Publisher Summary The successful management of organophosphorus (OP) pesticide poisoning depends on: the clinician possessing an understanding of the mechanisms of OP pesticide toxicity and applying them to the treatment options; accurate diagnosis and assessment of the severity of intoxication; maintenance of vital body functions and adequate clinical monitoring; further absorption of the OP pesticide being minimized; and appropriate use of atropine, oxime, and diazepam. The chemical structure of OP pesticide and the presence of other ingredients in the formulation may have an impact on the speed of onset of features of intoxication. In addition, the fact that many OP insecticides are lipophilic means that they are distributed to and stored in body fat, and therefore, elimination takes place slowly. The severity of intoxication may increase for 12–36 hrs after exposure, intoxication may be prolonged, or relapse may occur after apparent clinical recovery. An understanding of the toxicodynamic aspects also explains why oximes may be of particular value in intoxication because of diethyl phosphates. The diagnosis of OP pesticide poisoning is based on a patients history, clinical presentation, and laboratory tests. Maintenance of vital body functions and adequate clinical monitoring, and minimizing further absorption of OP pesticide are two management proceses. A number of novel approaches to antidotal treatment of OPs have been studied, often using prophylactic protocols and mostly in relation to nerve agent poisoning, but some may be applicable, at least in principle, to OP pesticide poisoning.

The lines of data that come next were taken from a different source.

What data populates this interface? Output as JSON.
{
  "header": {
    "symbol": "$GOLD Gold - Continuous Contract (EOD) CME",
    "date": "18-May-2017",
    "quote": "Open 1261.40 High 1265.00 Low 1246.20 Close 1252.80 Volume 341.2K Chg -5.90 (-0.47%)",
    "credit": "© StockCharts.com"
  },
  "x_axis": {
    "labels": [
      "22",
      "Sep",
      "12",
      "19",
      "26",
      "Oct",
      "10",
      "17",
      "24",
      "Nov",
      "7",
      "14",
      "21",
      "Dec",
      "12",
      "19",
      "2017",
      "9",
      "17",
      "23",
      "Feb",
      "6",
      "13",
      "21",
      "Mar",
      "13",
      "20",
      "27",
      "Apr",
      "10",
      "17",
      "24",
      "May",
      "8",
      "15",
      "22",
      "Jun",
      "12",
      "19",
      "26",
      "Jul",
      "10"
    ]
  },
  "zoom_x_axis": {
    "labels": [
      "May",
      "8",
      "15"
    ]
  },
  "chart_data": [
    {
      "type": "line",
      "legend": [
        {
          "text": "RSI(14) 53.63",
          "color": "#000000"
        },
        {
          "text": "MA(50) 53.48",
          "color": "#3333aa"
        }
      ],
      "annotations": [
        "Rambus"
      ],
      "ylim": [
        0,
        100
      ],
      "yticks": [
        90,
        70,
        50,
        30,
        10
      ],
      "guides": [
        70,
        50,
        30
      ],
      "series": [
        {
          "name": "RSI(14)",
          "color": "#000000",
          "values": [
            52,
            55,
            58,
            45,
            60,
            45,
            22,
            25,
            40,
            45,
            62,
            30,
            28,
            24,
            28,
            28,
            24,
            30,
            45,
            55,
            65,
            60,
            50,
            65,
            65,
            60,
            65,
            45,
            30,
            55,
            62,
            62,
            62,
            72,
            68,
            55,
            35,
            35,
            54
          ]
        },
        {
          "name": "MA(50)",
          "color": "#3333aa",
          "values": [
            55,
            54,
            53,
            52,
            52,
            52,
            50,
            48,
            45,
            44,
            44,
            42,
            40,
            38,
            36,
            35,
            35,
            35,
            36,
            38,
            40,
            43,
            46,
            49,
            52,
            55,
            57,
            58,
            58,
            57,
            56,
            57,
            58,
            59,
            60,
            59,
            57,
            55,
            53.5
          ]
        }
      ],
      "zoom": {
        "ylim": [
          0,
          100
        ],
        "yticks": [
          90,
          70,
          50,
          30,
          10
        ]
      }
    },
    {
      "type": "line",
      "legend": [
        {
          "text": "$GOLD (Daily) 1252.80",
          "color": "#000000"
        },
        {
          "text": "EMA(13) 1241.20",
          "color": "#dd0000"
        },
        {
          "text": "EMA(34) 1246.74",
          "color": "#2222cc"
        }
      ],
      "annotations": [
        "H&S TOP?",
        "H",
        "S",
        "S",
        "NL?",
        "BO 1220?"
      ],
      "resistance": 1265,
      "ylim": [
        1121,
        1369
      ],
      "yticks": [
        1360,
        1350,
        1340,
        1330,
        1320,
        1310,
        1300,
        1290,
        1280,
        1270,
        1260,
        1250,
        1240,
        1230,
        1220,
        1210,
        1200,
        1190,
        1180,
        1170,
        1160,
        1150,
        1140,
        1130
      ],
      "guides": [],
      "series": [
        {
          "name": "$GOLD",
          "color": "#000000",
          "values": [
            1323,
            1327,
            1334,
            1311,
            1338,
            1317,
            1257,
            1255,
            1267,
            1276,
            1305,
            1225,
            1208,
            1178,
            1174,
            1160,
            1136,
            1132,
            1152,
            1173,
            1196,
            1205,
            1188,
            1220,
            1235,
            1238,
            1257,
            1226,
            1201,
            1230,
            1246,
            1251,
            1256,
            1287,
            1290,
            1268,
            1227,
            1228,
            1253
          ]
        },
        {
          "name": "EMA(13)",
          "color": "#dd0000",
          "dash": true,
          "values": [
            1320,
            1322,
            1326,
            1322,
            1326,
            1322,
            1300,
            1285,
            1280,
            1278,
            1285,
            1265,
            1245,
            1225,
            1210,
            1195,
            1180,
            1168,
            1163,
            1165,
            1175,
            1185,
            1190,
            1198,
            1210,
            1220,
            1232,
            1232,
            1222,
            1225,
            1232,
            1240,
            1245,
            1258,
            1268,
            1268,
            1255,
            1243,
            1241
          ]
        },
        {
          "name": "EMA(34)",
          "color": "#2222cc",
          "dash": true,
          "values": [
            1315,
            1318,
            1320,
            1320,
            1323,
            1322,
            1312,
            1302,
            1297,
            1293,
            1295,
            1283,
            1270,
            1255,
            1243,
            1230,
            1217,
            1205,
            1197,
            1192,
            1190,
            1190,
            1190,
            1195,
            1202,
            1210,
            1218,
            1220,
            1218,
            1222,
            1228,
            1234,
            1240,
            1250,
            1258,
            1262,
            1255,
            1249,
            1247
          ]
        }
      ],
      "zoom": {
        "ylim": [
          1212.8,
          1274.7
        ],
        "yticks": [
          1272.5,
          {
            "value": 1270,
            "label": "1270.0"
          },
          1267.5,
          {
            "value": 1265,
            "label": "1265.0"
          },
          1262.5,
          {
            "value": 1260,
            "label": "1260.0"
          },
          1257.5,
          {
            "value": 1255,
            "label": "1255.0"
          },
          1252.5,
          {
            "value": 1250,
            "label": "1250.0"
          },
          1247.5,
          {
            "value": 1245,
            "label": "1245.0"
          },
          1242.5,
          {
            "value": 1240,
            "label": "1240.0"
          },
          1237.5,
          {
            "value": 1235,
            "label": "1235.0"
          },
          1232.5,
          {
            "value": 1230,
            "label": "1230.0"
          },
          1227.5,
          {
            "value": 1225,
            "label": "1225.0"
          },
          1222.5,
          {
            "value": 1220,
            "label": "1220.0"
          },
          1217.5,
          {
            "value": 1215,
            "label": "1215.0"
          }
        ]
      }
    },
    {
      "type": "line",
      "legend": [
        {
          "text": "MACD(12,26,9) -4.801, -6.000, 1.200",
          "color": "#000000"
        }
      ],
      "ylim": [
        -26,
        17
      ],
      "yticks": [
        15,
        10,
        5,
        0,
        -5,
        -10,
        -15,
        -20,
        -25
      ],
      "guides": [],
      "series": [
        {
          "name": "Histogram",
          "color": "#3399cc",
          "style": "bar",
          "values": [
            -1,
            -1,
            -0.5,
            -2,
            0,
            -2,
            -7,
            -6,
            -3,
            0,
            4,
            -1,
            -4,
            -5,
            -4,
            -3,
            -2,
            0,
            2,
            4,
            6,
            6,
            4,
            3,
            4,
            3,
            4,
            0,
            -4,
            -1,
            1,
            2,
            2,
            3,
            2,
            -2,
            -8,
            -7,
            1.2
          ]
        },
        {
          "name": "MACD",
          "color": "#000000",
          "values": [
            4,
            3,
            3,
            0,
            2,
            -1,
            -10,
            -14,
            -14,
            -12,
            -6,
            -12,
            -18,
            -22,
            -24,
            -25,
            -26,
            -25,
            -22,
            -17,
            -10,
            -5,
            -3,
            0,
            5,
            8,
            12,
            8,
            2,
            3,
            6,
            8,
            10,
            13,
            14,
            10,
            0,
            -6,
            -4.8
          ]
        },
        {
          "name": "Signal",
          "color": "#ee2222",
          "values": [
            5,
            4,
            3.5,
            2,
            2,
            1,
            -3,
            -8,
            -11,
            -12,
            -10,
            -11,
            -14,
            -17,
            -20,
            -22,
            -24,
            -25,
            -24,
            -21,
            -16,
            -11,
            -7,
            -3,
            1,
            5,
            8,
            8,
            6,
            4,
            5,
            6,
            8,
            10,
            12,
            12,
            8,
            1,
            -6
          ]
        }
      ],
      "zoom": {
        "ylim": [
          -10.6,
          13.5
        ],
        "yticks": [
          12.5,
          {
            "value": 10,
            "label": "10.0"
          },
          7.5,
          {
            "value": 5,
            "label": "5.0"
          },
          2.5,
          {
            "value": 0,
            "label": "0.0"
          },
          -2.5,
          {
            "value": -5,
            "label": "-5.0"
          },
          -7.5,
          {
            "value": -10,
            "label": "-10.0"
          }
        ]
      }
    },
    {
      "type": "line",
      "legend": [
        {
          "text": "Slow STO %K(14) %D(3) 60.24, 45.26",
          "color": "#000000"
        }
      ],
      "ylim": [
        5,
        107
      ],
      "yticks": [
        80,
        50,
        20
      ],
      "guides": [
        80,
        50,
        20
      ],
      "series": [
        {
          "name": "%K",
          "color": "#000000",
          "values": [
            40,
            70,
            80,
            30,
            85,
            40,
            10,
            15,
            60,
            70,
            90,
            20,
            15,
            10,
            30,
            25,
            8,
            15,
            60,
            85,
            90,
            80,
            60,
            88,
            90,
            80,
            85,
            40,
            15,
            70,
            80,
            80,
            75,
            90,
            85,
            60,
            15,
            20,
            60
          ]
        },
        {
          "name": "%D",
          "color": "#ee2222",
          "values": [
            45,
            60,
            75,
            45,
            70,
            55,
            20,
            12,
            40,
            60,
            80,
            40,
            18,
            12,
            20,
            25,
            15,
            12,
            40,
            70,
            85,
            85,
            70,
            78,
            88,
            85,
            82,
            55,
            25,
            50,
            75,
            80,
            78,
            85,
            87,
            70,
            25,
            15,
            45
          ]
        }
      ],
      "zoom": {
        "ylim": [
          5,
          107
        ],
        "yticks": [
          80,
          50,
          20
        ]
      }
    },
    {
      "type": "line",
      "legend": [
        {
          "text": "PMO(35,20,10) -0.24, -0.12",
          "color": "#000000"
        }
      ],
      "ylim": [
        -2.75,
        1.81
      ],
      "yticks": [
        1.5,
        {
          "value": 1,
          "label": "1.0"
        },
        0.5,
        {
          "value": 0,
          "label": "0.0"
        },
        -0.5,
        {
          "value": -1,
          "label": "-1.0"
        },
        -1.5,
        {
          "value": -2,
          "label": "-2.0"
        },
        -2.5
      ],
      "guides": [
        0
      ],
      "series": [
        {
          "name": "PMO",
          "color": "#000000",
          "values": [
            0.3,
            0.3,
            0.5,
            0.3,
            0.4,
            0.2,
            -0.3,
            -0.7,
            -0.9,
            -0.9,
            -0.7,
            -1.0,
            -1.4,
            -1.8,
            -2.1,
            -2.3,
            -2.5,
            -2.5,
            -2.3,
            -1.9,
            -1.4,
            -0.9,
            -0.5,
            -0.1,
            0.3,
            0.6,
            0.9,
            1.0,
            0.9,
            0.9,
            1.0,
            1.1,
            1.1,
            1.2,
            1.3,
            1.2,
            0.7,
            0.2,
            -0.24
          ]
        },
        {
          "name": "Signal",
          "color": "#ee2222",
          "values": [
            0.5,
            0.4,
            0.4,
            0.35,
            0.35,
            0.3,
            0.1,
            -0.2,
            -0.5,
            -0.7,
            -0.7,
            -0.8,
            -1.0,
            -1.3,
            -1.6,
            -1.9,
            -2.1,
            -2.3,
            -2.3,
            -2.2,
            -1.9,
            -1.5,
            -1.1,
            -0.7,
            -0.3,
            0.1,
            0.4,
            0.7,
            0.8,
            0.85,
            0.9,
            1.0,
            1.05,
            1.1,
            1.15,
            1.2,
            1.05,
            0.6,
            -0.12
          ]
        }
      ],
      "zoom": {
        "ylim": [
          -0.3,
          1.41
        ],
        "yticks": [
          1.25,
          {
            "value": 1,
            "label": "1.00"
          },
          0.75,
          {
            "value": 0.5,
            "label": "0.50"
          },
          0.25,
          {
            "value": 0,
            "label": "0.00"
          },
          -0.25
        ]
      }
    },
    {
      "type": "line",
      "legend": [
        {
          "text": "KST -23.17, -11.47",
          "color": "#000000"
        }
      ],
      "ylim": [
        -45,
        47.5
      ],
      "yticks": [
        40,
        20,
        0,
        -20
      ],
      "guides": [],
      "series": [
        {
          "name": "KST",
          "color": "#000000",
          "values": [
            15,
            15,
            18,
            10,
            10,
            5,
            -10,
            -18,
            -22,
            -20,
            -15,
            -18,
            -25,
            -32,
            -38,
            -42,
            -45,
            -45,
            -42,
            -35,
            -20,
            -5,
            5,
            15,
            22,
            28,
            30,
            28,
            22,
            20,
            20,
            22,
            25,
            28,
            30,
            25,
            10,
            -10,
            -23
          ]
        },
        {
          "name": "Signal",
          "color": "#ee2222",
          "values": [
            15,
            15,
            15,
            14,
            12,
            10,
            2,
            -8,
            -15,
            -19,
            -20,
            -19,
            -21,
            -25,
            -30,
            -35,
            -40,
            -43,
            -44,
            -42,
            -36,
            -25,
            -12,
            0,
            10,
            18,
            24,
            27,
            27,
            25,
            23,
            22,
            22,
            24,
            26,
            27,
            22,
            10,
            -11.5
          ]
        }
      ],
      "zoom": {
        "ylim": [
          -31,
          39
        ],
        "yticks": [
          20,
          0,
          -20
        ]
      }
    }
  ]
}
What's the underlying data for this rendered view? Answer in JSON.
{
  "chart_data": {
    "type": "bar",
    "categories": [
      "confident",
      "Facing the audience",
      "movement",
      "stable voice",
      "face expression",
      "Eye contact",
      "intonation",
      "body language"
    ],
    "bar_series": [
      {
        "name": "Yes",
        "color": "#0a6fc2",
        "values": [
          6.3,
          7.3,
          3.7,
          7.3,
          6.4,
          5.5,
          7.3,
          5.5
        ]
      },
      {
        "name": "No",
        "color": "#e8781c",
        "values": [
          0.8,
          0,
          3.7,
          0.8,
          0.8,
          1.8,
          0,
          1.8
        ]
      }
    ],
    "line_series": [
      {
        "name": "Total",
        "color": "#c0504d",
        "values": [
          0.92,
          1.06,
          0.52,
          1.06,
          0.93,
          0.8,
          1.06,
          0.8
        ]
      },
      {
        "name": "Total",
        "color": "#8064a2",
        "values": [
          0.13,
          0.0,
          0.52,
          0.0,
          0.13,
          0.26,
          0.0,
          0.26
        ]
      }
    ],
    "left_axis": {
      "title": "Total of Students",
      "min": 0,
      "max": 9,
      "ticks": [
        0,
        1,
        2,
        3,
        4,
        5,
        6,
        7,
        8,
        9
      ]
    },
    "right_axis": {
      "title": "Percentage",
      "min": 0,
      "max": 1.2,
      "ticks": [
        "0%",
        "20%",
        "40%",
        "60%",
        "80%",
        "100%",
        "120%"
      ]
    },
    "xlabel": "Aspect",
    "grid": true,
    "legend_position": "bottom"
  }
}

The Role of Diazepam in the Treatment of Nerve Agent Poisoning in a Civilian Population

The main site of action of diazepam, as with other benzodiazepines, is at the GABAA receptor, although it has been suggested that some of the potentially beneficial actions of diazepam in nerve agent poisoning are mediated through other means. It is likely that convulsions may have long-term sequelae in the central nervous system, because of damage by anoxia and/or excitotoxicity. Numerous pharmacodynamic studies of the action of diazepam in animals experimentally poisoned with nerve agents have been undertaken. In nearly all of these, diazepam has been studied in combination with other antidotes, such as atropine and/or pyridinium oximes, sometimes in combination with pyridostigmine pretreatment. These studies show that diazepam is an efficacious anticonvulsant in nerve agent poisoning. There is considerable experimental evidence to support the hypothesis that diazepam (and other anticonvulsants) may prevent structural damage to the central nervous system as evidenced by neuropathological changes such as neuronal necrosis at autopsy. In instances of nerve agent poisoning during terrorist use in Japan, diazepam seems to have been an effective anticonvulsant. Consequently, the use of diazepam is an important part of the treatment regimen of nerve agent poisoning, the aim being to prevent convulsions or reduce their duration. Diazepam should be given to patients poisoned with nerve agents whenever convulsions or muscle fasciculation are present. In severe poisoning, diazepam administration should be considered even before these complications occur. Diazepam is also useful as an anxiolytic in those exposed to nerve agents.